How would you describe the music you are currently creating?
We are writing songs with a conventional structure – verses, choruses, middle eights, that kind of thing – but our aim is to write something cinematic. Sometimes we use the slightly awkward term ‘art rock’ to describe this sort of music. The idea is to have an emotional effect on the listener, but to allow the meaning of the song to be a kind of multidimensional puzzle that the listener can engage with. The key thing for us to write music that generates a mood, and that has enough depth that it repays repeated and close listening.
What does your creative process look like?
Cosmopolis are a band whose three core members live in different countries. So usually what happens is one of us has an idea – that can be a complete demo of a song, or a riff, or a sequence, or a drum pattern – and then the others set to work to transform that idea and build upon it until it is unrecognisable.
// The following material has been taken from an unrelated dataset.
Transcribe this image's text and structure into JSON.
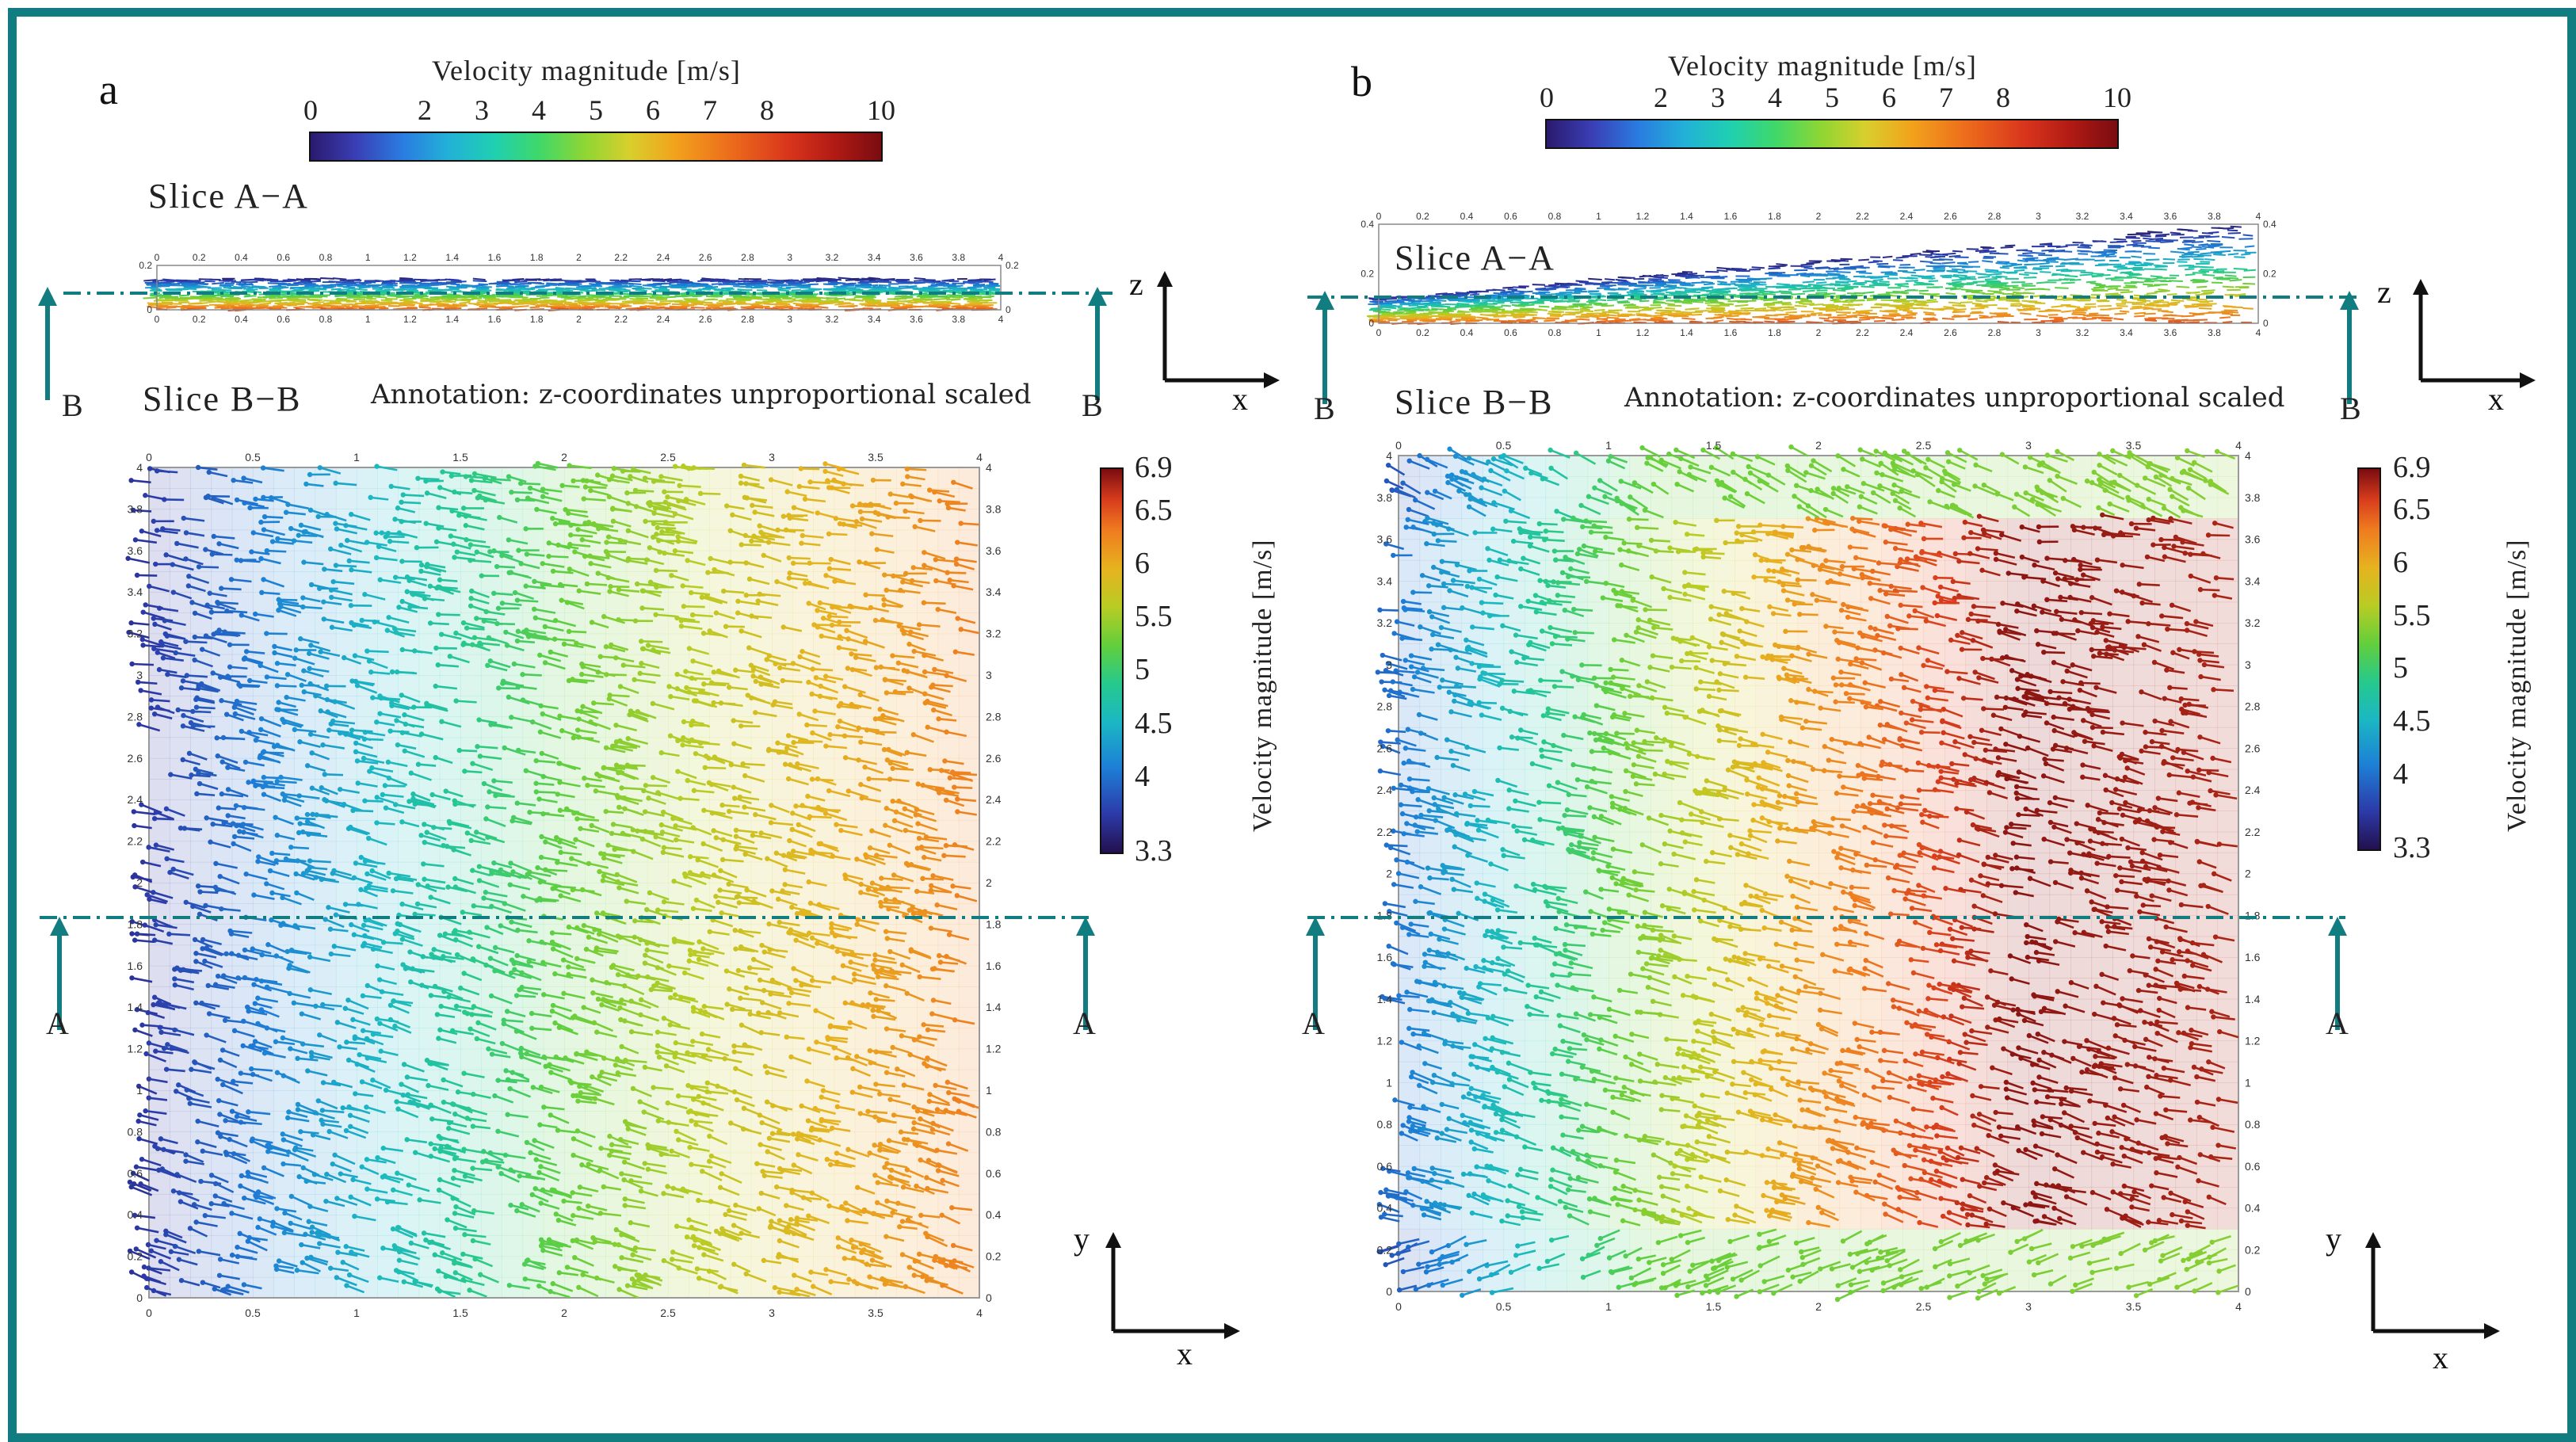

What’s important is that we make something that none of us could have done alone, or could even have imagined.
Sometimes we are able to be in the same place for a few days at a time, or maybe even a week. When this happens, we do the same thing but simultaneously! Especially valuable during these times together is to see if we can write the rhythmic component of a song, as that can sometimes be the hardest thing to do separately.
For the times when we work separately, the computer is the most important instrument. For the times when we work together, it is the different instruments that we play (drums, guitars, bass, keyboards and voice) that are the most important instruments.
Who would you most like to collaborate with? (let’s send it out to the universe and make it happen!)
I’ve got two answers for this. First would be someone who is absolutely at the top of the game: Beyoncé, Lizzo, Taylor Swift. It would be incredible to work with someone at that level, and daunting but exhilarating to write music with that level of pressure.
The second answer harks back to the idea that we are making cinematic music. So to work with someone who knows how to make beautiful, affecting music that has that filmic quality would be a dream come true: let’s say Jon Hopkins, Olafur Arnalds or Nils Frahm.
What is the one message you would like to send out to your fans?
It is quite humbling that anyone enjoys the music we make. Releasing music can make you feel quite vulnerable (“will anyone like it? Is this song as good as the last one?”), so it is lovely that there are people out there who enjoy what we do. We cannot thank you all enough.
What’s your top tip to rejuvenate your creativity/get over a writer’s block?
I’m lucky that I get to travel a lot. I think seeing different cultures and communities and how people live different lives is enormously inspiring. And when there is no travel on the horizon, you can travel virtually by going to a good gallery or museum and seeing otherness and difference. My other tip is stop listening to music! Other art forms can reinvigorate the musical imagination, so art, poetry, novels, sculpture, philosophy can all be a fertile ground for new musical ideas. Of course, listening to other music can sometimes help with that creative block, but sometimes it is good to forget about that medium and seek inspiration in other art forms.
I am lucky enough to be in Vienna at the moment, and am enjoying spending time in the coffeehouses that were such crucial meeting places for artists, writers, politicians and others who sought to reinvent the times they lived in. It is good to spend time in these public places that allow for cross-fertilisation and lively debate. These sorts of places can directly change how you think, but more often there’s something subtle at work when a change of environment forces you to think about how you create in a new way.
What’s next for you, what do we have to look forward to/ what are you currently working on?We have released six singles, and have been pleased with them – both with the response we’ve had from our fans and from reviewers, but also with our own sense of progress. What we want to do now is release an album, so we are currently working on a batch of songs that we hope to release together. I won’t tempt fate by saying when, but we hope this will be pretty soon!